Stakeholder management is the ongoing maintenance of relationships with those impacted by a project. This concept is used when setting expectations for those who have invested time or money in a project, or are directly impacted by it. The intent of stakeholder management covers the following topics:
- To influence the perceptions of investors regarding the likely outcomes of their investments. In particular, it is used to corral over-optimism regarding the possibility of an unusually strong outcome.
- To integrate into the project the recommendations of the stakeholders. When they see that their opinions are being incorporated into a project, their support of the project tends to increase.
- When there is full engagement by stakeholders, they are more likely to support the project in the face of criticism by third parties.

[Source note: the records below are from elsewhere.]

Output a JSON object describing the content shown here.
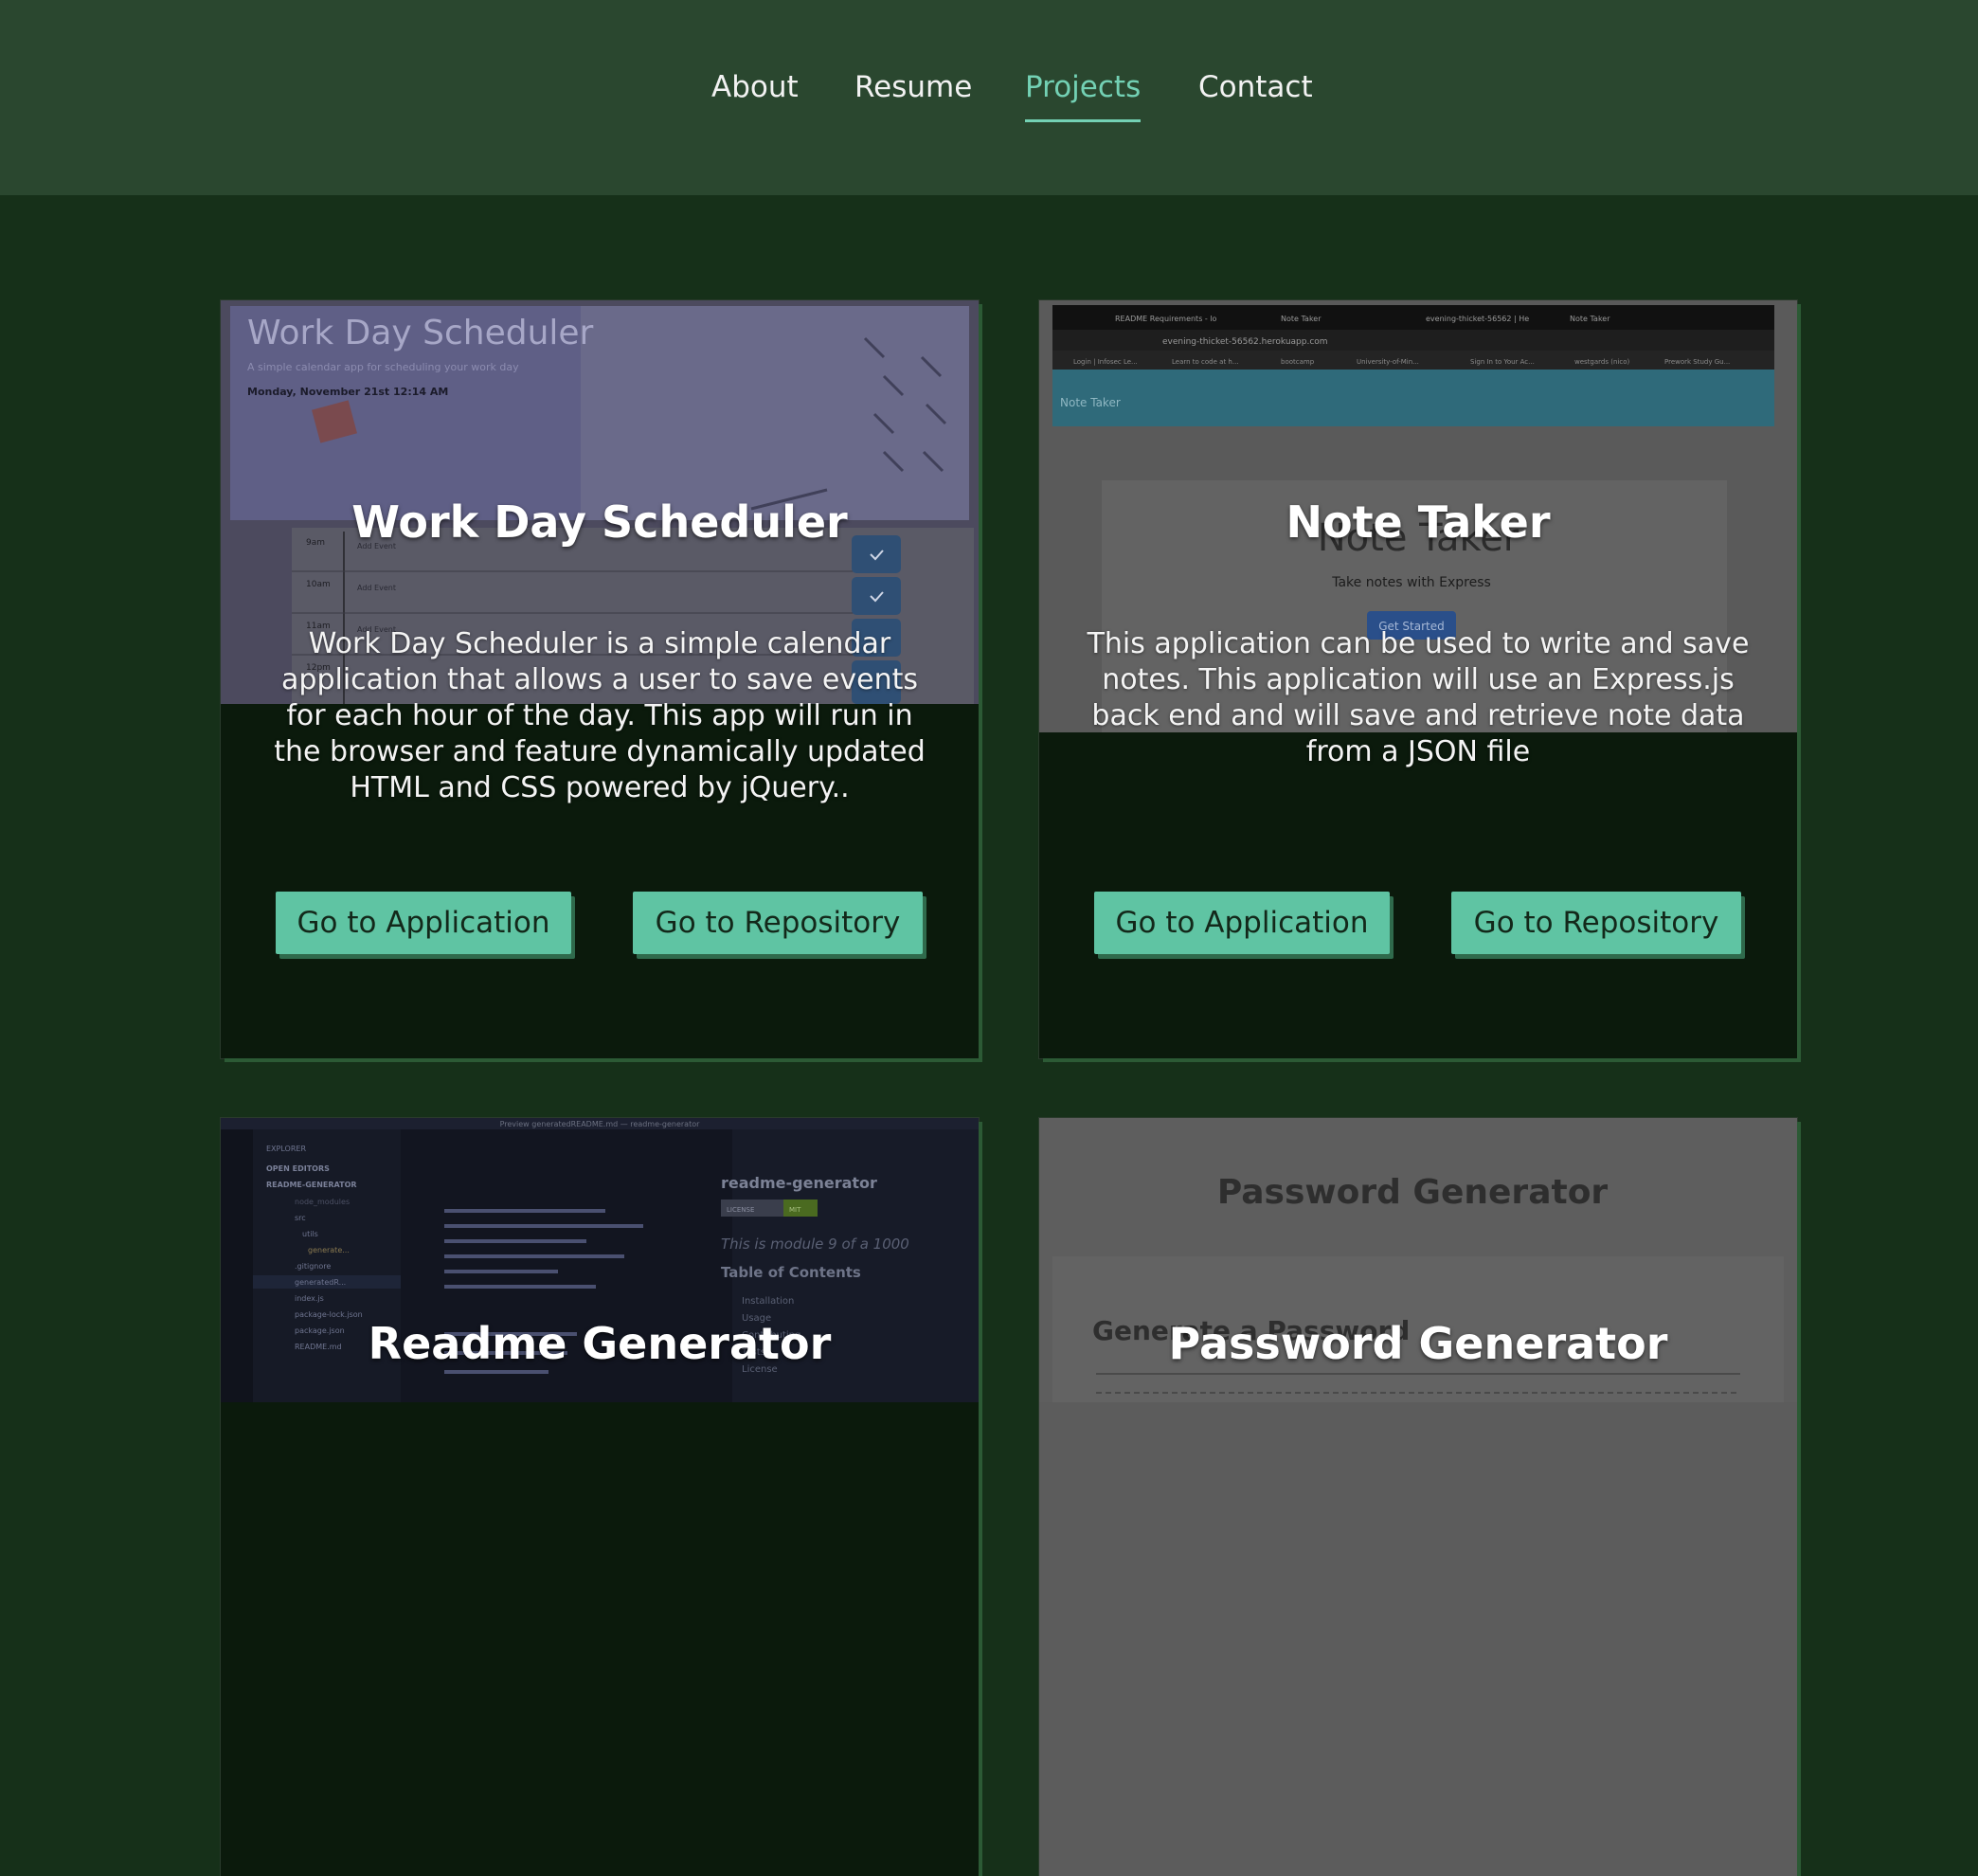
{
  "nav": {
    "items": [
      {
        "label": "About",
        "active": false
      },
      {
        "label": "Resume",
        "active": false
      },
      {
        "label": "Projects",
        "active": true
      },
      {
        "label": "Contact",
        "active": false
      }
    ]
  },
  "projects": [
    {
      "title": "Work Day Scheduler",
      "description": "Work Day Scheduler is a simple calendar application that allows a user to save events for each hour of the day. This app will run in the browser and feature dynamically updated HTML and CSS powered by jQuery..",
      "app_button": "Go to Application",
      "repo_button": "Go to Repository",
      "preview": {
        "heading": "Work Day Scheduler",
        "subheading": "A simple calendar app for scheduling your work day",
        "date": "Monday, November 21st 12:14 AM",
        "hours": [
          "9am",
          "10am",
          "11am",
          "12pm"
        ],
        "placeholder": "Add Event"
      }
    },
    {
      "title": "Note Taker",
      "description": "This application can be used to write and save notes. This application will use an Express.js back end and will save and retrieve note data from a JSON file",
      "app_button": "Go to Application",
      "repo_button": "Go to Repository",
      "preview": {
        "tabs": [
          "README Requirements - lo",
          "Note Taker",
          "evening-thicket-56562 | He",
          "Note Taker"
        ],
        "url": "evening-thicket-56562.herokuapp.com",
        "bookmarks": [
          "Login | Infosec Le...",
          "Learn to code at h...",
          "bootcamp",
          "University-of-Min...",
          "Sign In to Your Ac...",
          "westgards (nico)",
          "Prework Study Gu..."
        ],
        "navbar": "Note Taker",
        "hero_title": "Note Taker",
        "hero_sub": "Take notes with Express",
        "hero_button": "Get Started"
      }
    },
    {
      "title": "Readme Generator",
      "preview": {
        "window_title": "Preview generatedREADME.md — readme-generator",
        "explorer": "EXPLORER",
        "open_editors": "OPEN EDITORS",
        "folder": "README-GENERATOR",
        "files": [
          "node_modules",
          "src",
          "utils",
          "generate...",
          ".gitignore",
          "generatedR...",
          "index.js",
          "package-lock.json",
          "package.json",
          "README.md"
        ],
        "preview_title": "readme-generator",
        "badge_left": "LICENSE",
        "badge_right": "MIT",
        "italic": "This is module 9 of a 1000",
        "toc": "Table of Contents",
        "toc_items": [
          "Installation",
          "Usage",
          "Contributing",
          "Tests",
          "License"
        ]
      }
    },
    {
      "title": "Password Generator",
      "preview": {
        "heading": "Password Generator",
        "subheading": "Generate a Password"
      }
    }
  ]
}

Stakeholder management requires ongoing communications with investors and others, sometimes on a milestone basis, to keep them apprised of the progress of a project, as well as the preliminary returns from it. Without this approach to stakeholder relations, it is likely that there will be stakeholder disappointment, accusations, and perhaps lawsuits regarding the improper use of funds. It is also possible that the remaining funding for a project will be withheld, or that its scope will be reduced.
The project manager will find that the number of people treated as stakeholders should be limited to just those having the most influence over a project. Expanding this group to peripheral players takes time away from the project manager, while not demonstrably increasing the level of support accorded to the project.
This concept is a key task of the project manager, who depends on the goodwill of stakeholders to ensure the continuing inflow of funds while a project is in progress. It is also part of the investor relations officer's work, who must continually discuss the affairs of a business with its shareholders.